Le volume des déchets électroniques n’arrête pas d’augmenter au fil des années. Leur non-recyclage provoque des conséquences catastrophiques sur l’environnement. La masse de déchets électroniques conçus a atteint les 44,7 millions de tonnes en 2016. Et ce chiffre ne risque pas de diminuer. Cela est surtout dû à la baisse des prix des ordinateurs, téléphones, télévisions, imprimantes, frigo, etc. Et vu que ces appareils sont devenus moins chers et que leur durée de vie régresse, les gens n’hésitent pas à les jeter pour en acheter un nouveau dispositif plus à la mode.

Le recyclage des déchets électroniques

Le grand problème actuellement est qu’un déchet électronique sur cinq est recyclé. Les restes sont donc soit enfouis, jetés dans les décharges ou encore incinérés. Pourtant, ce genre de geste pollue énormément l’environnement. Et selon le rapport de l’union internationale des communications établi par des experts, la masse de déchets augmentera de 17% d’ici deux ans. Cette progression est très alarmante et préoccupante. À part les impacts environnementaux, des répercussions sur l’économie sont aussi à envisager. En fait, tous les matériaux contenus dans ces déchets électroniques sont onéreux. L’évaluation est de 55 milliards d’euros.
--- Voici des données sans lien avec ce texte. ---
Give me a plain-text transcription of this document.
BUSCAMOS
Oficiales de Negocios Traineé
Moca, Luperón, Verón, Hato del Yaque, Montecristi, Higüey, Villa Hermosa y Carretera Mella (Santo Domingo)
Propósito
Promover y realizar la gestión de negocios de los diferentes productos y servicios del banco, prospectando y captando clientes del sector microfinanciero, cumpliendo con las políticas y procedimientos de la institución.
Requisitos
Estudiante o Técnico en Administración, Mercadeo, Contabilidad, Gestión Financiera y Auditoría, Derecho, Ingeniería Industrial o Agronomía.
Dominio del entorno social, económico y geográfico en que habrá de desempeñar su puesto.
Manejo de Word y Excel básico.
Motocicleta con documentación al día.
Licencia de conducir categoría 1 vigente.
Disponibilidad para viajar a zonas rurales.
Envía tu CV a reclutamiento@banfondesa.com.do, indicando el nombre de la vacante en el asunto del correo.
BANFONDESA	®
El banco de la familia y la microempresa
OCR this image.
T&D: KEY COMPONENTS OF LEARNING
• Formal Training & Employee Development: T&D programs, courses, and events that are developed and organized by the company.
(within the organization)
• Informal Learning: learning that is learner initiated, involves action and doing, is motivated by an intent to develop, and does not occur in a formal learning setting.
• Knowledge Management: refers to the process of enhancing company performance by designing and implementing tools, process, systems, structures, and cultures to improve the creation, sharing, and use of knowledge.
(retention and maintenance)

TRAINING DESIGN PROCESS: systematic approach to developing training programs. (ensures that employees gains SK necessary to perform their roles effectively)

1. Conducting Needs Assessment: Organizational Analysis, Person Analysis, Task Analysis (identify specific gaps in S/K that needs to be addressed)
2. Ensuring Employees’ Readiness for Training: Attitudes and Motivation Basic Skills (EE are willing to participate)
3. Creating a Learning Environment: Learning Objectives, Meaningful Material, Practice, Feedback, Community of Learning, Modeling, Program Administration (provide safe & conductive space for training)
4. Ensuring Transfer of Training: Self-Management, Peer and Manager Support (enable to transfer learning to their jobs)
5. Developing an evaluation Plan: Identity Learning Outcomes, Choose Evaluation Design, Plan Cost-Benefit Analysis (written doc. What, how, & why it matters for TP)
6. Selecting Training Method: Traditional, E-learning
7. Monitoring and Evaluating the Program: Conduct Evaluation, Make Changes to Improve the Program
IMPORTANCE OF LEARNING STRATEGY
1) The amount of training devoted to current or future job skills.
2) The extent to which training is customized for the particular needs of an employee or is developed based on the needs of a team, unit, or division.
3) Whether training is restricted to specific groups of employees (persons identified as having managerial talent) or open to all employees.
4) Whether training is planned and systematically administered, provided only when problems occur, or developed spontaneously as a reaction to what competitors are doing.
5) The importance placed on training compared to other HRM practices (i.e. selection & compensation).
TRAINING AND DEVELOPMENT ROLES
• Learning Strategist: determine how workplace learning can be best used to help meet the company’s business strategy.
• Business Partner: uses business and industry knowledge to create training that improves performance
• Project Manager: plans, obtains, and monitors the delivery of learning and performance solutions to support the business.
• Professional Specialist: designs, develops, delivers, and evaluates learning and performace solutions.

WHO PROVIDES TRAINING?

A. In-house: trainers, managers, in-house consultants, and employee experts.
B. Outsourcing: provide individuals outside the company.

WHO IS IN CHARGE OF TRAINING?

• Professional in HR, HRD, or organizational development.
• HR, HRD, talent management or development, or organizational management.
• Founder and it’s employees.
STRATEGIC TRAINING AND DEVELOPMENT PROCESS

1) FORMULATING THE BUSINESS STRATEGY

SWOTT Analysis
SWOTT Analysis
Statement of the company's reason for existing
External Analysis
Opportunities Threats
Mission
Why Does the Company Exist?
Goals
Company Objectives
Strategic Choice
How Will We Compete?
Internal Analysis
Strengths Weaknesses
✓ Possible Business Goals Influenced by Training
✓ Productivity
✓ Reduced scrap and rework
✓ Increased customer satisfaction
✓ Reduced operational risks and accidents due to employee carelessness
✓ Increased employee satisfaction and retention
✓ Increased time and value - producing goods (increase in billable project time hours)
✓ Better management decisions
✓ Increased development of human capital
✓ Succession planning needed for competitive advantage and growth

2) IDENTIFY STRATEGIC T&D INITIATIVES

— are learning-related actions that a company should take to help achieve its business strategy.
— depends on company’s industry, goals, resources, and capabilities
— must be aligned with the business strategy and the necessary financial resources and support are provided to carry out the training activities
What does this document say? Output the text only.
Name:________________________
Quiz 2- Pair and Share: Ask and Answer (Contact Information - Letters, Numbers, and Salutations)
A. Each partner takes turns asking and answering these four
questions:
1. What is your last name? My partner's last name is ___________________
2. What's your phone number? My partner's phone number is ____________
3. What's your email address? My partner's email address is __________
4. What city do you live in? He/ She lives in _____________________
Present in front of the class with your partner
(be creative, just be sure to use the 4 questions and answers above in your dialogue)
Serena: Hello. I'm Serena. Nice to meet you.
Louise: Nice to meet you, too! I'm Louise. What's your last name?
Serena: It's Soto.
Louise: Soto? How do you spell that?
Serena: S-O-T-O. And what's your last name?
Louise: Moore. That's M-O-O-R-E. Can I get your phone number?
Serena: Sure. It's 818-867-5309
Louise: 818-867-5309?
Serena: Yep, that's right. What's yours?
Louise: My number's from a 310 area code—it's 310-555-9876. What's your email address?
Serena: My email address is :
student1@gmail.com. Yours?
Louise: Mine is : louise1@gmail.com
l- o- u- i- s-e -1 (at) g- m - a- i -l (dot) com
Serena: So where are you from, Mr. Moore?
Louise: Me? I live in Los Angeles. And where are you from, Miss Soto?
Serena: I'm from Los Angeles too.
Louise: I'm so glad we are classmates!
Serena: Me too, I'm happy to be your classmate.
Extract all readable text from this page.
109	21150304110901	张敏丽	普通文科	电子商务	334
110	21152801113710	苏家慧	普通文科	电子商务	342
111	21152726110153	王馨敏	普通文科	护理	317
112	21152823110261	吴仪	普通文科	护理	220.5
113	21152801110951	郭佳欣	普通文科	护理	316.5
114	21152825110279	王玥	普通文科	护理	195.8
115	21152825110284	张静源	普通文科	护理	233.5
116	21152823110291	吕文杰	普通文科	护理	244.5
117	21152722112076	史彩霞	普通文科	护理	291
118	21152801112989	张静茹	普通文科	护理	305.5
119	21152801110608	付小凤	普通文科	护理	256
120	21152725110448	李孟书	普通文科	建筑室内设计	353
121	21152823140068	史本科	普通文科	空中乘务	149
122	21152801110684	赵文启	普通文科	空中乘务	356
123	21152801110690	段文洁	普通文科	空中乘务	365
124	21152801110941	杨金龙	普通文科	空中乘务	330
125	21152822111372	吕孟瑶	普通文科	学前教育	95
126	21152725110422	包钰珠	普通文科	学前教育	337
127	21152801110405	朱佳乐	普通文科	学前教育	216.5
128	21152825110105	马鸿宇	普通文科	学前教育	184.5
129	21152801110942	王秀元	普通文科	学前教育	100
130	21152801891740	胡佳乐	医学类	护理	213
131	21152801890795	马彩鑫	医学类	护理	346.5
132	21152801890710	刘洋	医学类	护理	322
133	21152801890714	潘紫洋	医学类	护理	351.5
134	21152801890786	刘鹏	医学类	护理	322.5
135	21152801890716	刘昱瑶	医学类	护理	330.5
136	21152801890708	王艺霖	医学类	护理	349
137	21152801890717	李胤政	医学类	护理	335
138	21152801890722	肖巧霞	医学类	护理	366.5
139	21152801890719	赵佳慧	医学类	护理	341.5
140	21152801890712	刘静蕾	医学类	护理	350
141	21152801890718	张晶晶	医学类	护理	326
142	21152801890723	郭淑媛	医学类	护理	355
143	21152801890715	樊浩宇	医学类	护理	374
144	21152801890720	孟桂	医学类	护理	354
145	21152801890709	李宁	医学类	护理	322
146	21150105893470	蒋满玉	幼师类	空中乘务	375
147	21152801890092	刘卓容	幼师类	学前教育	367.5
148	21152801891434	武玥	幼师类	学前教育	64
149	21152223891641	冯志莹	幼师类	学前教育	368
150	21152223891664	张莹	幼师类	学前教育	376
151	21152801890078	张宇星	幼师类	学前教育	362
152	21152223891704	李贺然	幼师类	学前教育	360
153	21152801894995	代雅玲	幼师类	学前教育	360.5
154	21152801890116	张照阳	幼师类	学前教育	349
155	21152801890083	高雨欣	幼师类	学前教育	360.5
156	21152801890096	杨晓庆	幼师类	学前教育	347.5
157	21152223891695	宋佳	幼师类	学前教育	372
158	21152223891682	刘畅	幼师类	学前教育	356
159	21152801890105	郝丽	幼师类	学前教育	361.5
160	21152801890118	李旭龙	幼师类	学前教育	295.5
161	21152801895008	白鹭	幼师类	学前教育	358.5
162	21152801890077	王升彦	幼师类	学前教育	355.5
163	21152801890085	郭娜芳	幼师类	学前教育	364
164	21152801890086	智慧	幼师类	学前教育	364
Il est donc primordial de trouver des solutions sur comment recycler les déchets électroniques.

Pourquoi les déchets électroniques sont-ils dangereux ?

Pour concevoir un ordinateur de 24 kg, les fabricants ont besoin d’au moins 240 kg de combustion, 1,5 tonne d’eau et aussi de 22 kg de produits chimiques. La création d’un modèle plus réduit requiert l’usage de 1,7 kilos d’énergie fossile et une barrette mémoire de 32 Mbit qui pèse environ 2 grammes. 72 grammes de produits chimiques, 1 m3 d’azote et 32 litres d’eau sont aussi nécessaires. Il faut savoir qu’une fois construit, un PC comporte du cyanure, du plomb et bien d’autres substances néfastes à l’environnement. Dans les écrans, nous retrouvons du strontium, du baryum et du zirconium. Ces éléments chimiques intégrés sont extrêmement dangereux et génèrent des risques sanitaires à l’homme en plus de la pollution propagée dans l’atmosphère. L’exposition au mercure et au plomb, même à faible taux, est toxique pour les femmes enceintes et les enfants.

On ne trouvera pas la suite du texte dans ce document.